1. gravitational monopole (GM) force
2. gravitational quadrupole (J2) force
3. centrifugal effects

I've copied the math from this answer.

$$a_G = -GM \frac{\mathbf{r}}{r^3}$$

From Geopotential_model; The_deviations of Earth's gravitational field from that of a homogeneous sphere:

$$a_{J2x} = J2 \frac{\mathbf{x}}{r^7}(6z^2 - 1.5(x^2+y^2))$$ $$a_{J2y} = J2 \frac{\mathbf{y}}{r^7}(6z^2 - 1.5(x^2+y^2))$$ $$a_{J2z} = J2 \frac{\mathbf{z}}{r^7}(3z^2 - 4.5(x^2+y^2))$$

$$a_C = \mathbf{r_{xy}} \omega^2 $$

Convert (x, y, z) to latitude and longitude

Reference ellipsoid of Mars:

$$a \approx 3396200$$

$$b \approx 3376200$$

From this answer:

According to Wikipedia's Geographic_coordinate_conversion#From_geodetic_to_ECEF_coordinates

The 3D cartesian coordinates $X, Y, Z$ in Earth-centered, Earth-fixed coordinates assuming an ellipsoidal shape is given by:

$$X = \left(N(\phi) + h \right) \cos\phi \cos\lambda $$

$$Y = \left(N(\phi) + h \right) \cos\phi \sin\lambda $$

$$Z = \left(\frac{b^2}{a^2} N(\phi) + h \right) \sin\phi $$

where $\phi, \lambda, h$ are latitude, longitude, and altitude, and $a, b$ are the equatorial and polar radii of the ellipsoid used, and

$$N(\phi) = \frac{a^2}{\sqrt{a^2\cos^2\phi + b^2 \sin^2\phi}}. $$

• Olympus Mons: 18.65°N, 226.2°E, 21,287m: X=-2,242,521, Y=-2,338,480, Z= 1,080,757 meters

• Hellas Planitia: 42.4°S 70.5°E, -7,152m: X=837,649, Y=2,365,449, Z=2,264,417 meters

Using Python below (similar to the script in that answer):

            magnitudes shown only (sign indicates generally "up" or "down")
                      OM            HP         
GM     (m/s^2)     -3.67139     -3.74879  
J2     (m/s^2)     -0.00984     -0.01172 
centri (m/s^2)     +0.01628     +0.01261  

vector sum (m/s^2) -3.66344     -3.73562

So for a 100 kg mass:

                       OM            HP         
weight (N)           366.34        373.56 
Earth relative(%)    37.357        38.093

where "relative" is relative to Standard Earth gravity of 9.80665 m/s^2.

def accelerations(rr):

    x,   y,   z   = rr
    xsq, ysq, zsq = rr**2

    rsq   = (rr**2).sum()
    rabs  = np.sqrt(rsq)
    nr    = rr / rabs
    rxy   = np.sqrt(xsq + ysq)
    rrxy  = rr * np.array([1.0, 1.0, 0.0])
    nxy   = rrxy/rxy
    rm3   = rsq**-1.5
    rm7   = rsq**-3.5

    acc0  = -GM_mars * rr * rm3

    # https://en.wikipedia.org/wiki/Geopotential_model#The_deviations_of_Earth.27s_gravitational_field_from_that_of_a_homogeneous_sphere
    acc2x = x * rm7 * (6*zsq - 1.5*(xsq + ysq))
    acc2y = y * rm7 * (6*zsq - 1.5*(xsq + ysq))
    acc2z = z * rm7 * (3*zsq - 4.5*(xsq + ysq))

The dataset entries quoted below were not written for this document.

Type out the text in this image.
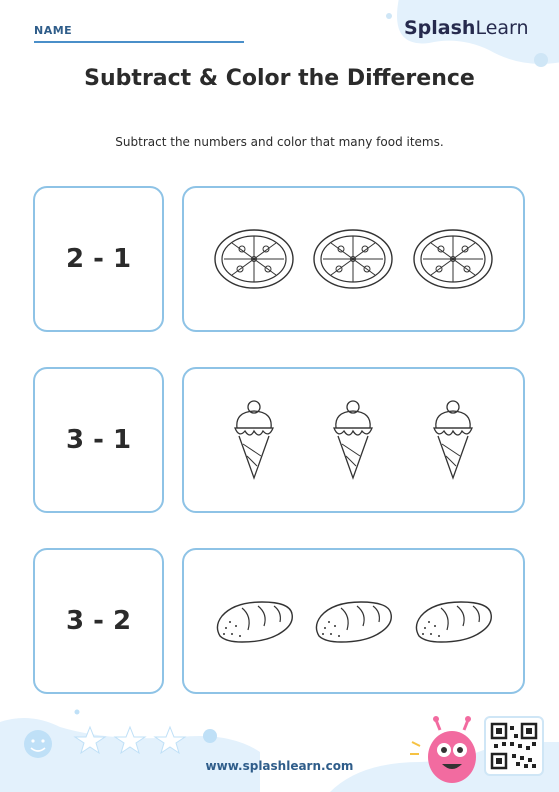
NAME	SplashLearn
Subtract & Color the Difference
Subtract the numbers and color that many food items.
2 - 1
3 - 1
3 - 2
www.splashlearn.com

    acc2  = J2_mars * np.hstack((acc2x, acc2y, acc2z))

    accc = nxy * omega**2 * rxy

    return acc0, acc2, accc

def get_xyz(latdegs, londegs, alt):
    lat, lon = rads*latdegs, rads*londegs
    clat, slat = np.cos(lat), np.sin(lat)
    clon, slon = np.cos(lon), np.sin(lon)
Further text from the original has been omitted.